À mesure que la crise financière mondiale de 2008 se développait, le capital financier allemand et français a exigé des dirigeants de la Grèce et d’autres pays qu’ils règlent le problème de la montée en flèche de leur dette en sabrant dans les dépenses sociales, forçant ainsi les travailleurs à en supporter le fardeau. Aujourd’hui, ces économies se portent mieux que celles de leurs voisins du Nord.

Le quatrième gouvernement français en un an est entré en fonction le 23 décembre. L’impasse politique s’aggrave depuis que le président Emmanuel Macron a convoqué en juin des élections anticipées qui n’ont permis à aucun parti d’obtenir la majorité.

La guerre de Poutine alimente la crise allemande

À la suite de l’invasion de l’Ukraine par le président russe Vladimir Poutine en février 2022, les puissances capitalistes du monde entier, y compris Berlin, ont entrepris de renforcer leurs armées. Leur objectif est de se positionner pour défendre leurs sources de matières premières, leurs marchés d’exportation et leurs profits aux dépens de leurs rivaux.

Les dirigeants allemands ne peuvent plus se contenter de compter sur le parapluie nucléaire américain et l’alliance de l’OTAN pour défendre leurs intérêts.

Berlin est le deuxième fournisseur d’armes de l’Ukraine après les États-Unis, mais il résiste aux demandes répétées de Kyiv pour des missiles à longue portée. Washington a redéployé des missiles de croisière en Allemagne l’année dernière, une décision qui a obtenu le soutien de tous les partis à Berlin. Mais un responsable du Parti social-démocrate a fait remarquer que « nous entrons dans une spirale où le monde devient de plus en plus dangereux ».

Olaf Scholz et son principal adversaire, Friedrich Merz, dirigeant des chrétiens-démocrates, sont fortement divisés sur la politique étrangère. Friedrich Merz a déclaré que son rival justifiait son soutien mitigé à Kyiv en attisant les « craintes de guerre », tandis que Scholz l’accuse de « jouer à la roulette russe avec la sécurité de l’Allemagne » en lançant des ultimatums à Moscou.

Olaf Scholz qualifie Friedrich Merz et son ancien partenaire de coalition Robert Habeck, chef des verts, de « têtes brûlées » qui pourraient entraîner Berlin dans une guerre avec Moscou. En même temps le ministre de la Défense de Scholz, Boris Pistorius, fait pression pour que la dette de l’Allemagne soit augmentée afin de financer un renforcement militaire plus rapide. « Si Poutine attaque, nous devons être en mesure de faire la guerre », a-t-il déclaré le 21 décembre.

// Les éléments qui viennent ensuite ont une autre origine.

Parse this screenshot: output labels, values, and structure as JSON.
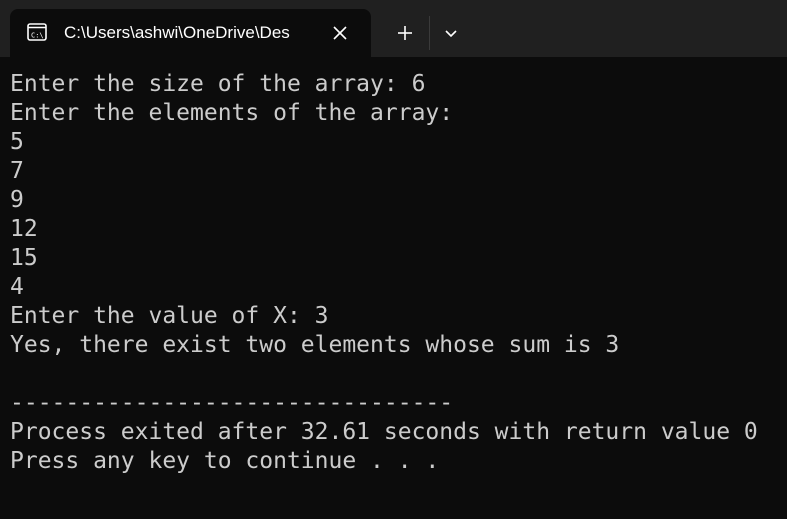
{
  "window": {
    "tab_title": "C:\\Users\\ashwi\\OneDrive\\Des",
    "tab_icon": "terminal-icon",
    "close_icon": "close-icon",
    "new_tab_icon": "plus-icon",
    "dropdown_icon": "chevron-down-icon",
    "icon_text": "C:\\"
  },
  "console": {
    "lines": [
      "Enter the size of the array: 6",
      "Enter the elements of the array:",
      "5",
      "7",
      "9",
      "12",
      "15",
      "4",
      "Enter the value of X: 3",
      "Yes, there exist two elements whose sum is 3",
      "",
      "--------------------------------",
      "Process exited after 32.61 seconds with return value 0",
      "Press any key to continue . . ."
    ]
  },
  "colors": {
    "terminal_background": "#0c0c0c",
    "titlebar_background": "#202020",
    "text": "#cccccc",
    "tab_text": "#ffffff"
  }
}
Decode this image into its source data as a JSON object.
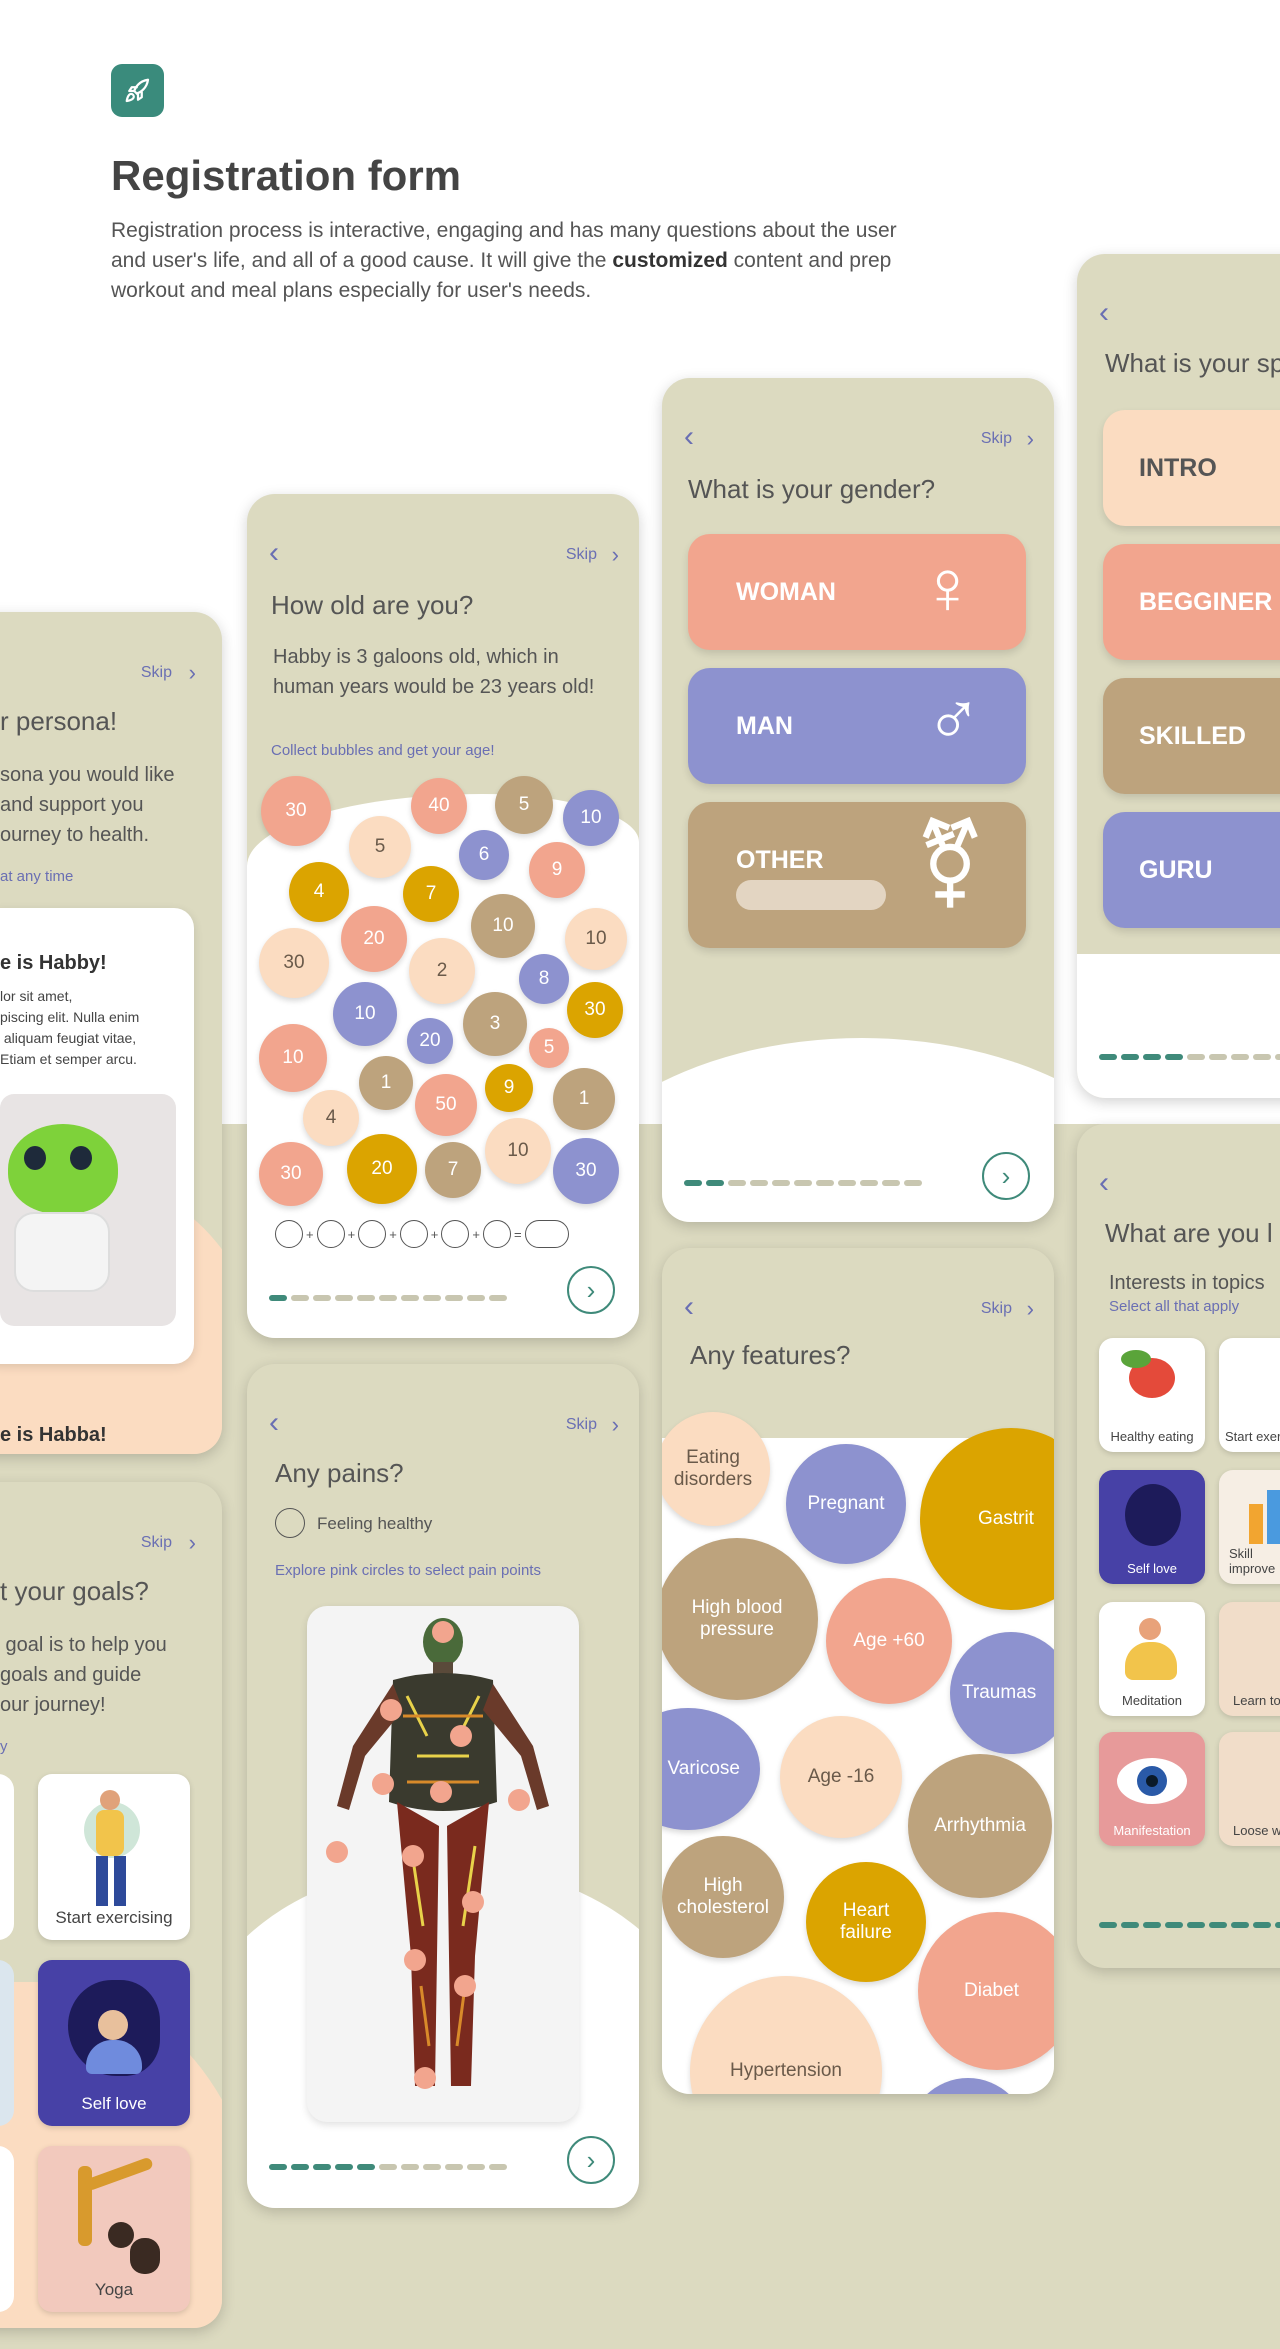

Depuis que Moscou a envahi l’Ukraine, Washington a porté à 50 000 le nombre de ses troupes permanentes déployées en Allemagne. Et il entrepose des armes nucléaires dans l’une de ses deux bases aériennes. Des milliers d’autres soldats américains sont en rotation en Pologne, en Roumanie et en Bulgarie.

Dans le contexte de la crise capitaliste qui frappe particulièrement les travailleurs de l’Allemagne de l’Est, l’Alternative pour l’Allemagne, un parti bourgeois plus conservateur, a gagné en popularité. Les commentateurs libéraux et la gauche de la classe moyenne voient toute la politique comme un clivage gauche-droite, déplorant la montée en puissance de l’« extrême droite » dans toute l’Europe. Ils sont incapables de voir les antagonismes de classe sous-jacents qui s’approfondissent aujourd’hui.

Les licenciements et les actions syndicales se multiplient

Pendant des décennies, l’industrie allemande a été dépendante des importations de gaz bon marché en provenance de la Russie. L’invasion de l’Ukraine par Poutine a mis fin à cette dépendance. La transition de Berlin vers des cargaisons de gaz naturel liquéfié a provoqué une hausse des prix de 40 %.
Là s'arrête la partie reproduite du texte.